Widely considered to be one of the greatest and most influential anthropologists ever, Franz Boas was a German-American scientist, who is also known as the “Father of Modern Anthropology”. He was the first person to implement the scientific method into the study of human cultures and societies.

Born in Minden, Westphalia, Franz Boas showed an early interest in both Nature and natural sciences. He studied at the universities of Heidelberg, Bonn, and Kiel, and finally got his Ph.D. in physics with a minor in geography from the University of Kiel in 1881.
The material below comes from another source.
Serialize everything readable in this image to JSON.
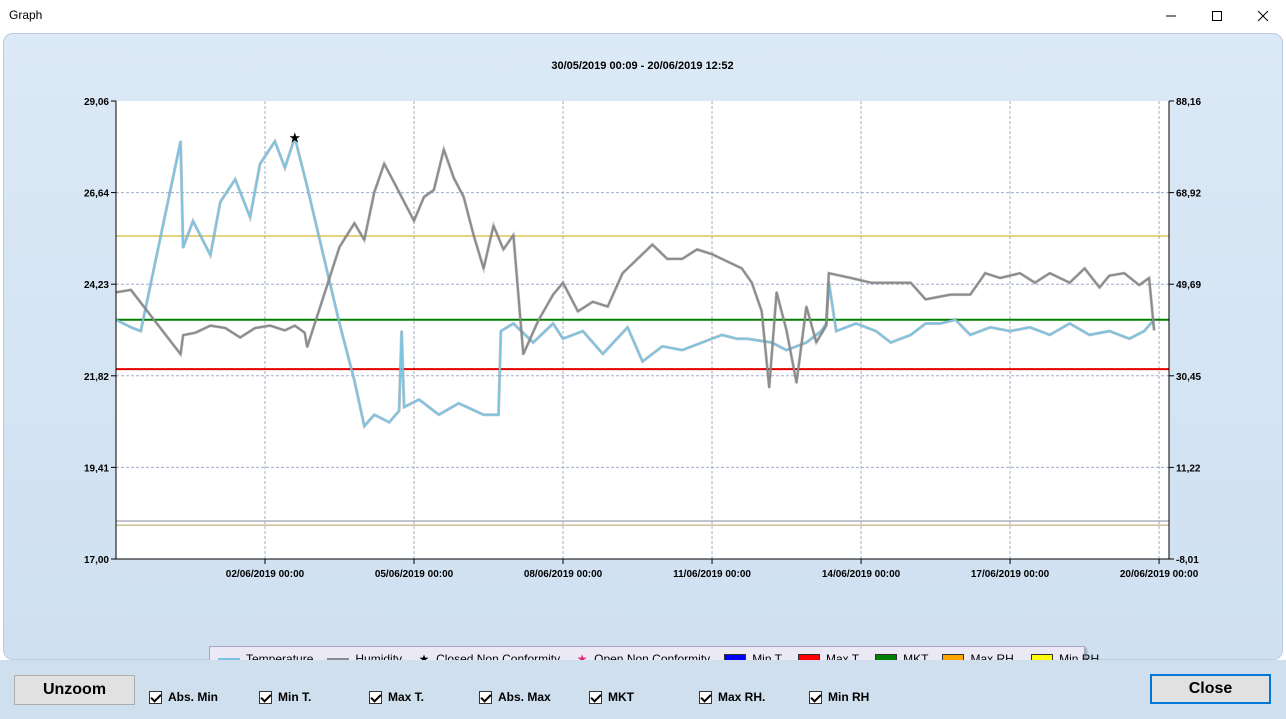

Boas worked in Baffinland, Canada, from 1883 to 1884, while from 1885 to 1886; he conducted field research in several museums on the North Pacific Coast of North America. He was also an important part of a project involving the cultures of Native Americans which lasted almost one year.
Franz Boas was the most important figure in the 20th century North American anthropology. He laid down the four-field structure of the discipline around cultural, physical, linguistic and archaeological disciplines pertaining to the American Indian. He also trained many professional anthropologists. Boas made memorable contributions to the changes in immigrant head form undercut eugenics arguments and lessened the significance of anthropometric measures of race.
The archaeological works of Franz Boas were almost cursory. While studying culture, his theoretical contributions dealt with the critique of evolution. He destroyed the rationalist theories of human nature. His historical particularism, his insistency on stringent ethnographic method, and his stress on “the native point of view” were pivotal to the development of modern anthroplogy.
Franz Boas oversaw the Columbia Anthropology Department for more than four decades. Boas died on 21 December, 1942. He was 84 years old.